By Emily Newton, Editor-in-Chief at Revolutionized
Robots are positively impacting numerous manufacturing industries, especially since they enable increased productivity and fewer errors. Here are some compelling ways that pharmaceutical robots have improved processing in the sector.
Improving Output During Times of Increased Demand
The COVID-19 pandemic placed pharmaceutical companies in the spotlight and gave them primary roles for helping the world through a crisis. As researchers found effective treatments for the virus, it became crucial to get them to the people who needed them, and do that as fast as possible.
Robots played a central role in helping that happen. In one instance, a pharmaceutical company tasked them with filling, labelling, and inspecting bottles of COVID-19 medicine. The system reportedly fills 50 vials each minute and can run without stopping for 60 minutes https://www.youtube.com/watch?v=rFnhnErwA4w&feature=emb_imp_woyt. A human only steps in to replenish supplies as needed.
The setup can also handle variations, such as different sizes of vials or several fill levels. Thus, the manufacturer could use the same machine for packaging different doses. A pair of scales within the robot weighs each vial before capping it, verifying that each container has the correct amount before the next step in the process begins.
COVID-19 presented a circumstance where pharmaceutical processors needed to meet greater demands in a relatively short timeframe. However, other instances could arise, too, such as if a company takes on a large client with especially stringent requirements. Robots open new opportunities in such cases.
However, company leaders must keep in mind that any efforts to apply robots or any similar new technologies typically will not give the expected results immediately. Instead, it often takes time to show employees how the technology will help them and train them on any process changes.
Setting a strong foundation like that will get everyone well-equipped to embrace and get excited about what’s new rather than feeling overwhelmed by it.
Reducing Contamination to Keep Operations Running Smoothly
Pharmaceutical processing plants must uphold strict procedures to avoid contamination that could slow production. Robots can help meet those requirements. Sometimes, that means using filtration systems on the machines. For example, the medical and chemical processing industries often use hydraulic filters. Those fit onto hydraulic robots and eliminate particulate matter from the machines’ hydraulic lines.
Pharmaceutical plants may also implement robots into processing measures with the explicit goal of targeting contaminants. In one research study, a group developed a robotic vacuum cleaner for compounding pharmacies.
It had cleaning modes that involved brushing, mopping, and ultraviolet light. Experiments with the device involved simulating contamination occurring through regular usage and events where the contamination happened due to an unexpected event.
The results showed that the robot either eliminated or showed a 932-fold reduction in high and low water-soluble active pharmaceutical ingredients that caused chemical contamination. Such outcomes occurred after a single-step cleaning mode, which suggests that the robot got the job done both quickly and effectively.
Company leaders who want to take a similar approach should identify the most likely contamination sources, then assess whether robots could target those. Robotic machines are most often parts of extensive cleaning processes rather than used for handling every step.

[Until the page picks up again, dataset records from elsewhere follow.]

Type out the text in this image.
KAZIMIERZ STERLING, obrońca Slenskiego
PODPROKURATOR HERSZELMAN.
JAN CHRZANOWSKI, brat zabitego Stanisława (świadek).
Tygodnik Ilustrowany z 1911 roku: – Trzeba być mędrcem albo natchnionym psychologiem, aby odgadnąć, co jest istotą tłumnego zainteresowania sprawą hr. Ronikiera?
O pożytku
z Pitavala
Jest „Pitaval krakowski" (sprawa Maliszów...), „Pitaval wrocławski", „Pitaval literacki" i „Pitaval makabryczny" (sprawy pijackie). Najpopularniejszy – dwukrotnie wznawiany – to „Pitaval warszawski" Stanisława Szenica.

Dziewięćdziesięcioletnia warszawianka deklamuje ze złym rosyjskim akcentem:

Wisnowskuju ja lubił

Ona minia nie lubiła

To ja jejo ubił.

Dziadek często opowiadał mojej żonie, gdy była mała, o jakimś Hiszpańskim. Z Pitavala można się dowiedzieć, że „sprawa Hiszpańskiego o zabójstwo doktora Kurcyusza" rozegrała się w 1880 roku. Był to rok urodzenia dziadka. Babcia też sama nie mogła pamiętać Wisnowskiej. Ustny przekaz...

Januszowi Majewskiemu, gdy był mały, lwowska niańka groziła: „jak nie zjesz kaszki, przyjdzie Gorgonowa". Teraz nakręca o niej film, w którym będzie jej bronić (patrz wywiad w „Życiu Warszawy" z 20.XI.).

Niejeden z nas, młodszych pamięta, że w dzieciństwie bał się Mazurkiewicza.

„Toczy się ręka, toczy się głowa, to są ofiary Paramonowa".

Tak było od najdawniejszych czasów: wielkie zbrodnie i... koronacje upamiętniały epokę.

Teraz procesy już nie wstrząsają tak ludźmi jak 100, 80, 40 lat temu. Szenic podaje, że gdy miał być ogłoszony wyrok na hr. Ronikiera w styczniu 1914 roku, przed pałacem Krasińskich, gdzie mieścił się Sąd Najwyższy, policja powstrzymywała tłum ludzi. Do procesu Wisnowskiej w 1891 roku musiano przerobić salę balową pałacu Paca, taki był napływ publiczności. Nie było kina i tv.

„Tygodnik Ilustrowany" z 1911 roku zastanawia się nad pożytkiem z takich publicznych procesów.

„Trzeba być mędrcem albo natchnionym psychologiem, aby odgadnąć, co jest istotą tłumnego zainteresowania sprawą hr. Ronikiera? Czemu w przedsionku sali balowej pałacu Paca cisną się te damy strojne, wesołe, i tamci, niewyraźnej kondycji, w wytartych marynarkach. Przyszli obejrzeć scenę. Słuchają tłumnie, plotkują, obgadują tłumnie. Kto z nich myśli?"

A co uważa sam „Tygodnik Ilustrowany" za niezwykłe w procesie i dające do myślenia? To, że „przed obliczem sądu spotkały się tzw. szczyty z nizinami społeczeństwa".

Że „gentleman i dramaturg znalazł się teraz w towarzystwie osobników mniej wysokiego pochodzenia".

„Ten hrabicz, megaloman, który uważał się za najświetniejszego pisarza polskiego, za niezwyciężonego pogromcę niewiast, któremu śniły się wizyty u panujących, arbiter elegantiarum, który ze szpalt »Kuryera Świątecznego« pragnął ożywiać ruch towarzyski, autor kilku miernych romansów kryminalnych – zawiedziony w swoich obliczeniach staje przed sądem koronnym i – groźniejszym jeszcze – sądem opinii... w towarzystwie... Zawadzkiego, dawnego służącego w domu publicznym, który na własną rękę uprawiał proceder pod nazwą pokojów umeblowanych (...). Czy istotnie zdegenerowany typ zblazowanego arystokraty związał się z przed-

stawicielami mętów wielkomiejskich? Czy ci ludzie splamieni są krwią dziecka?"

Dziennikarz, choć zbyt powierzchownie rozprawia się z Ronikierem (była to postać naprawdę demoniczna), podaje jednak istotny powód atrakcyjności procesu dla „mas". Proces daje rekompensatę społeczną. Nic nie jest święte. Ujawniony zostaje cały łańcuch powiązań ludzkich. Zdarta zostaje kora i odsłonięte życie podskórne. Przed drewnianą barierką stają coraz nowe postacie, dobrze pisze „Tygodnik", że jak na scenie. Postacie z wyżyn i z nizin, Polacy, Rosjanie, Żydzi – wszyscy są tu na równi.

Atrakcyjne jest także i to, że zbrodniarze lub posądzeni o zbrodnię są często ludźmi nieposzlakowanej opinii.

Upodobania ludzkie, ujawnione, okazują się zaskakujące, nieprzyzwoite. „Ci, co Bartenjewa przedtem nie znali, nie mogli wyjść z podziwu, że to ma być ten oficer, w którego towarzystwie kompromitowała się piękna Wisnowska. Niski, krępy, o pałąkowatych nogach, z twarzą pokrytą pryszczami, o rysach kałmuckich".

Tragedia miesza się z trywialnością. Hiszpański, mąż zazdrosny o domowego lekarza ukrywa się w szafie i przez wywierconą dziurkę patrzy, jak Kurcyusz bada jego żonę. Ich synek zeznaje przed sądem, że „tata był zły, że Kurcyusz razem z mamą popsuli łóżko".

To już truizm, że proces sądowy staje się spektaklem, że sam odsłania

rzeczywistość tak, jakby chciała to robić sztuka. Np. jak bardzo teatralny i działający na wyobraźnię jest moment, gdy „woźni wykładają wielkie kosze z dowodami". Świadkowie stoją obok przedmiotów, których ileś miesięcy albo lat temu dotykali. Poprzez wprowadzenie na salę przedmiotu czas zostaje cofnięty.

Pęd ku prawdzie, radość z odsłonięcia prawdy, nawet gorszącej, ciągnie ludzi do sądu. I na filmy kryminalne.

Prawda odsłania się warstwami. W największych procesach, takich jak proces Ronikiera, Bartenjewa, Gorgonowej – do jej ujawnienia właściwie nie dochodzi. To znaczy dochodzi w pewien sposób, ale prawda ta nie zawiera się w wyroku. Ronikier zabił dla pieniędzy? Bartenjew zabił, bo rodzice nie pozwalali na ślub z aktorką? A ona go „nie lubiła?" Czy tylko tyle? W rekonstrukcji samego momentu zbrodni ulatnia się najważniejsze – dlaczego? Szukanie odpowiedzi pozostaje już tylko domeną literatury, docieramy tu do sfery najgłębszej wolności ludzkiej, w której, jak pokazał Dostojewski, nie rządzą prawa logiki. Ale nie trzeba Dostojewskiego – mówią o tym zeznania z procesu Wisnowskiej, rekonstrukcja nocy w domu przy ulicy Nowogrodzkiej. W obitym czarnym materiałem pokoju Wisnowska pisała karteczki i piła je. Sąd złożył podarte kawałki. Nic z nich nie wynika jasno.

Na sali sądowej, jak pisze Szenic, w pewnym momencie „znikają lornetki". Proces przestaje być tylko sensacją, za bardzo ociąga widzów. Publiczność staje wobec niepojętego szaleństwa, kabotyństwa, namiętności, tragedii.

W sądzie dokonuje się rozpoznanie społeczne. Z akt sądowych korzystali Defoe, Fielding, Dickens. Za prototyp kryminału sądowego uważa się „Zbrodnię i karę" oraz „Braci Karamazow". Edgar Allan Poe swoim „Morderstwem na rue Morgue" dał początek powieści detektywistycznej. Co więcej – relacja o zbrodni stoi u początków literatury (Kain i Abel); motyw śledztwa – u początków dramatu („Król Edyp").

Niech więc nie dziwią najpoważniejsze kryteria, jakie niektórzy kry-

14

Thus, a smart approach is to identify areas where current approaches for contamination reduction fall short or those with high human error rates.
Improving Syringe-Handling Methods for Better Productivity
A crucial step in pharmaceutical processing occurs when products get moved into trays, preparing them for later areas on a production line. Humans usually handle this responsibility, known as retraying, when the products involve syringes. However, robots often manage products in blister packs.
A relatively new development uses a 3D camera to detect syringe locations. It then sends those coordinates to a two-armed robot that retrieves the medication containers. Since the bot has two arms, it can grip in parallel and do it twice as fast as humans deployed to do the same role.
In another instance, Irish company Ward Automation engineered a robot to test, label, and palletize syringes. It can handle 600 of them per minute. The robot’s design represents a departure from the company’s previous method of making machines custom-built for an individual client’s needs.
This new option suits any pharmaceutical company currently making syringes. Ward Automation’s plans relate to taking this standardized platform outside of Ireland and broadening its potential reach. It also illuminates the extent of possibilities for people interested in investing in pharmaceutical robots.
Any pre-purchase planning should include specifics such as whether to purchase something standardized or customized. Moreover, company leaders may need to investigate combining multiple technologies to get the desired results. In this section’s first example, the robot would not have successfully picked syringes without the 3D camera’s information.
Pharmaceutical Robots Helping Companies Compete
Succeeding in pharmaceutical processing requires achieving numerous aims, such as keeping output levels high, exercising robust quality control, and eliminating activities that could introduce unacceptable impurities into products.
Robots are not the universal solution to all those needs, but if used strategically, they can assist companies in becoming competitive for the first time or maintaining a competitive advantage.
Choosing appropriate pharmaceutical robots to meet a company’s needs means assessing factors like the available budget, factory floor space, the number and type of products produced, and a facility’s current average output. Knowing those specifications will facilitate selecting the best robots to aid a company now and into the future.